Temporomandibular joints play an integral role in both behavioral and emotional responses. They serve as the site for powerful masseter muscle, responsible for chewing activities. Furthermore, this joint serves as the focal point for cranial nerve which provides motor function and sensory input to jaw and tooth muscles through trigeminal nerve bundles that pass through it.

Due to this intimate connection between injuries to jaw bones or temporomandibular joints and ears, injuries sustained by either can affect them directly. When people report experiencing earache or jaw pain they often attribute it to dental problems when in reality it could be the TMJ at work.

Function of the jaws depends upon a number of factors, most importantly those related to TMJ (Temporomandibular Joint), muscles, ligaments, disk and teeth. Therefore, having an ideal bite is not only key for optimal functionality but also essential in maintaining both health and appearance of teeth and gums.

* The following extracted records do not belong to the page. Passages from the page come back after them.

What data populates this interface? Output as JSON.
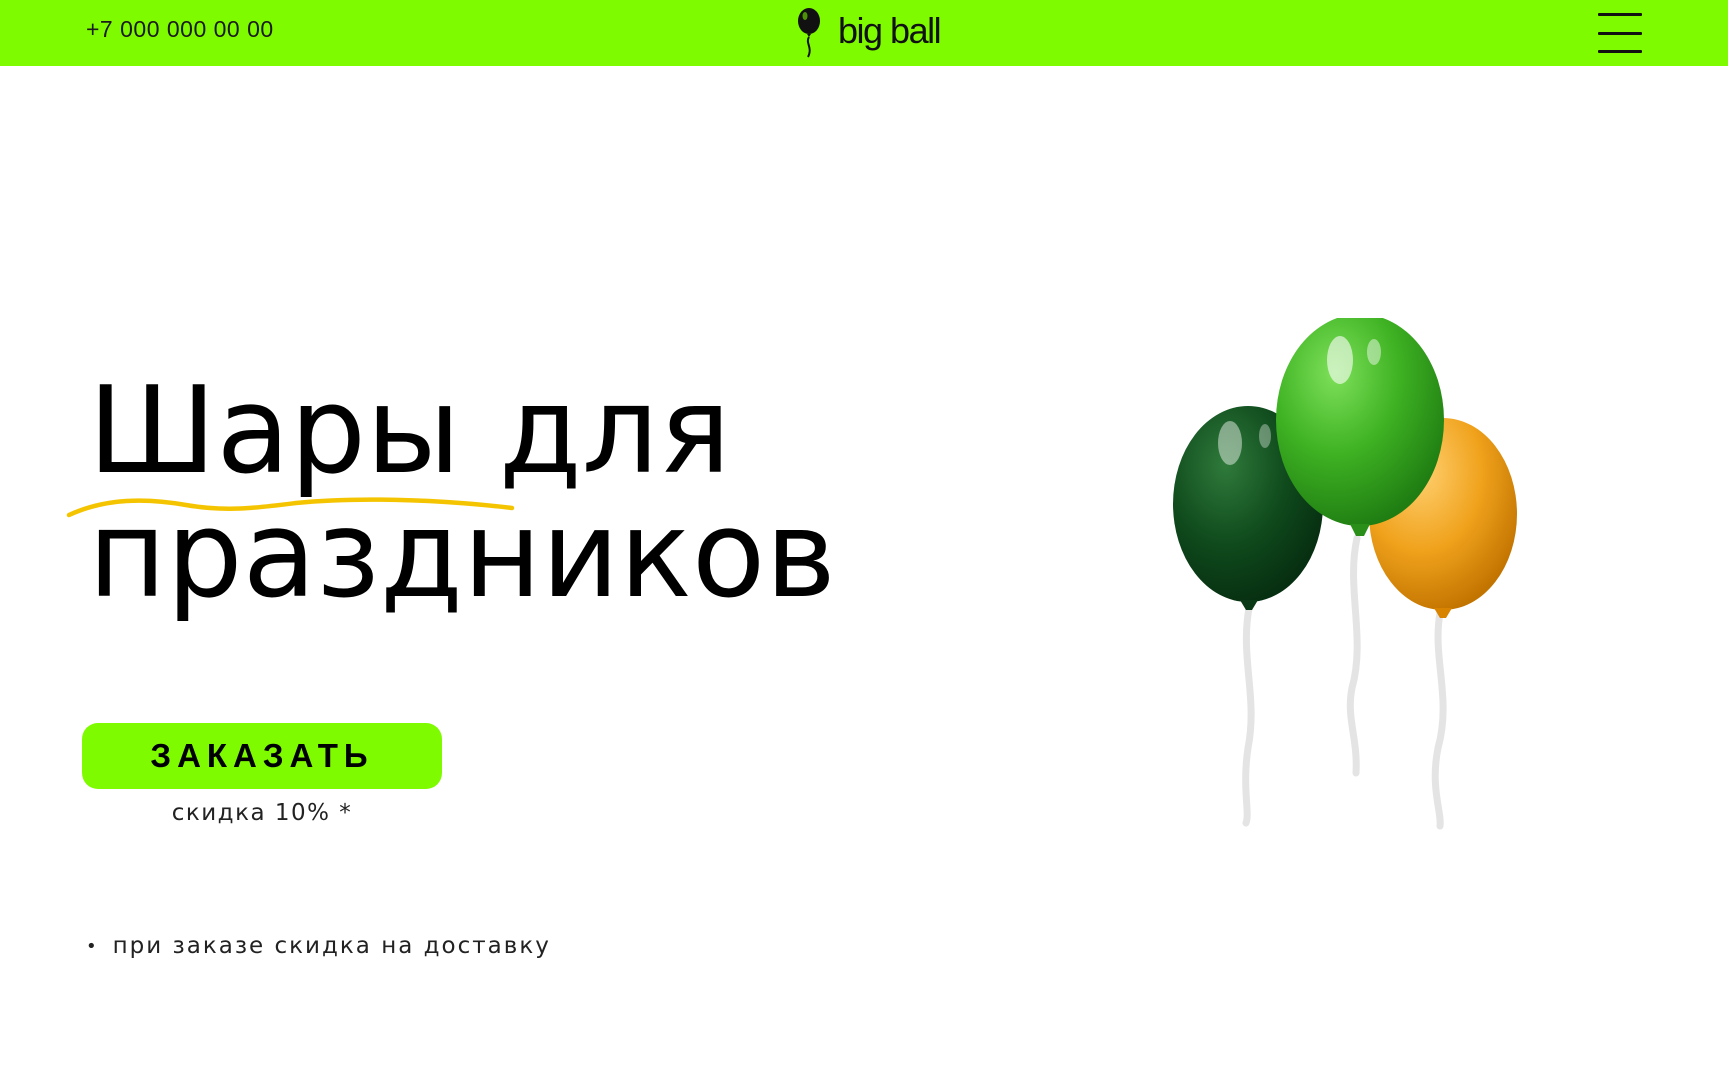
{
  "header": {
    "phone": "+7 000 000 00 00",
    "logo_text": "big ball",
    "menu_icon": "hamburger-menu-icon"
  },
  "hero": {
    "title_line1": "Шары для",
    "title_line2": "праздников",
    "cta_label": "ЗАКАЗАТЬ",
    "discount": "скидка 10% *",
    "note": "при заказе скидка на доставку",
    "bullet": "•"
  },
  "colors": {
    "accent": "#7ffb00",
    "squiggle": "#f5c400",
    "balloon_dark_green": "#0f4a1c",
    "balloon_green": "#3fb323",
    "balloon_orange": "#f0a21c"
  }
}
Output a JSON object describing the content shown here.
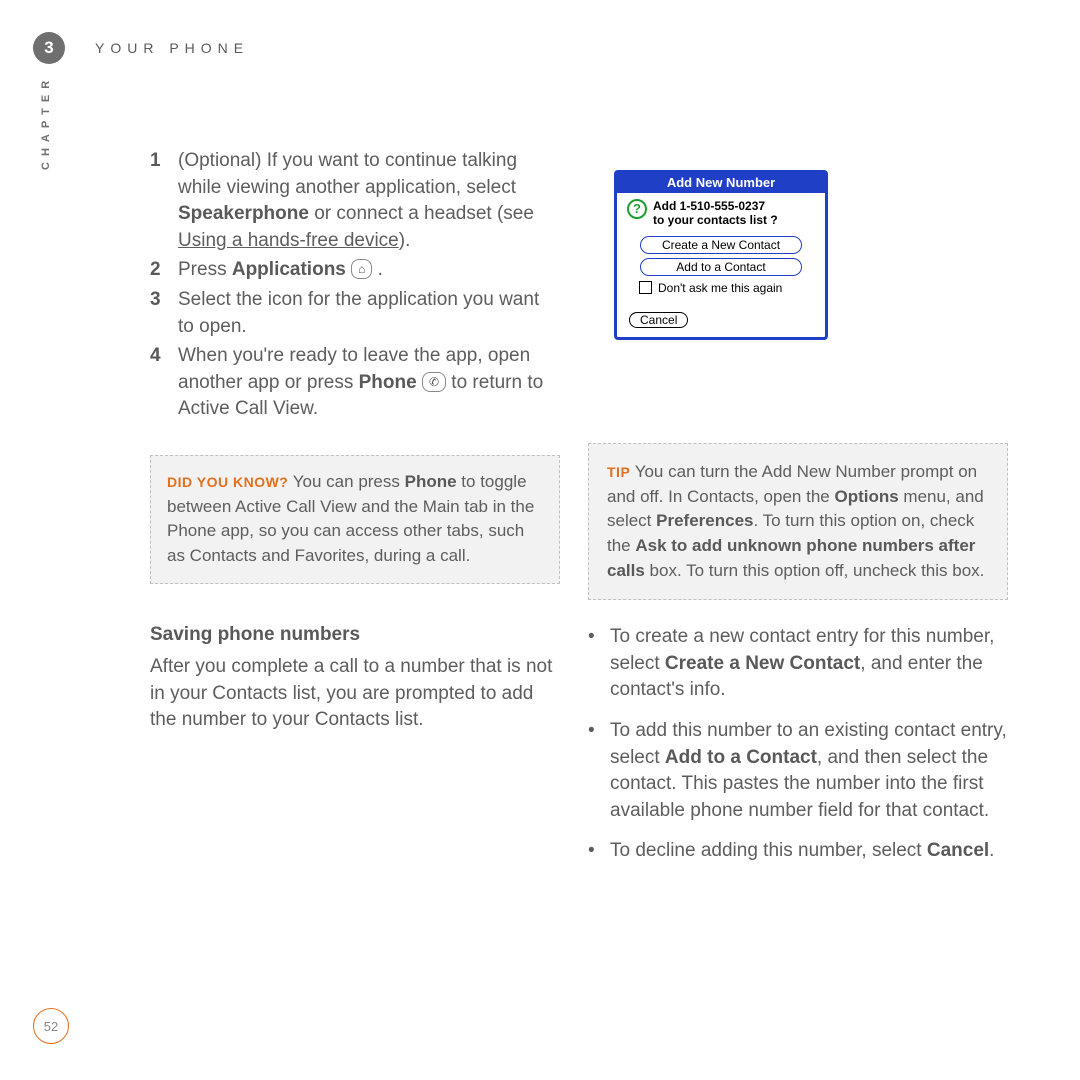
{
  "header": {
    "chapter_number": "3",
    "chapter_title": "YOUR PHONE",
    "side_label": "CHAPTER"
  },
  "steps": {
    "s1": {
      "n": "1",
      "lead": "(Optional)  If you want to continue talking while viewing another application, select ",
      "bold1": "Speakerphone",
      "mid": " or connect a headset (see ",
      "link": "Using a hands-free device",
      "tail": ")."
    },
    "s2": {
      "n": "2",
      "pre": "Press ",
      "bold": "Applications",
      "post": " ",
      "icon": "⌂",
      "end": " ."
    },
    "s3": {
      "n": "3",
      "text": "Select the icon for the application you want to open."
    },
    "s4": {
      "n": "4",
      "pre": "When you're ready to leave the app, open another app or press ",
      "bold": "Phone",
      "post": " ",
      "icon": "✆",
      "tail": " to return to Active Call View."
    }
  },
  "didyouknow": {
    "label": "DID YOU KNOW?",
    "pre": "  You can press ",
    "bold": "Phone",
    "post": " to toggle between Active Call View and the Main tab in the Phone app, so you can access other tabs, such as Contacts and Favorites, during a call."
  },
  "saving": {
    "heading": "Saving phone numbers",
    "para": "After you complete a call to a number that is not in your Contacts list, you are prompted to add the number to your Contacts list."
  },
  "dialog": {
    "title": "Add New Number",
    "line1": "Add 1-510-555-0237",
    "line2": "to your contacts list ?",
    "btn_new": "Create a New Contact",
    "btn_add": "Add to a Contact",
    "check": "Don't ask me this again",
    "cancel": "Cancel"
  },
  "tip": {
    "label": "TIP",
    "pre": "  You can turn the Add New Number prompt on and off. In Contacts, open the ",
    "bold1": "Options",
    "mid1": " menu, and select ",
    "bold2": "Preferences",
    "mid2": ". To turn this option on, check the ",
    "bold3": "Ask to add unknown phone numbers after calls",
    "tail": " box. To turn this option off, uncheck this box."
  },
  "bullets": {
    "b1": {
      "pre": "To create a new contact entry for this number, select ",
      "bold": "Create a New Contact",
      "post": ", and enter the contact's info."
    },
    "b2": {
      "pre": "To add this number to an existing contact entry, select ",
      "bold": "Add to a Contact",
      "post": ", and then select the contact. This pastes the number into the first available phone number field for that contact."
    },
    "b3": {
      "pre": "To decline adding this number, select ",
      "bold": "Cancel",
      "post": "."
    }
  },
  "page_number": "52"
}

Disclaimer: The content on this blog is intended for general informational purposes only. It is not a substitute for professional medical advice, diagnosis, or treatment. Always consult qualified healthcare providers for personalized advice. Information regarding plastic surgery, dental treatment, hair transplant, and other medical procedures is educational and not a guarantee of results. We do not assume liability for actions taken based on blog content. Medical knowledge evolves; verify information and consult professionals. External links do not imply endorsement. By using this blog, you agree to these terms.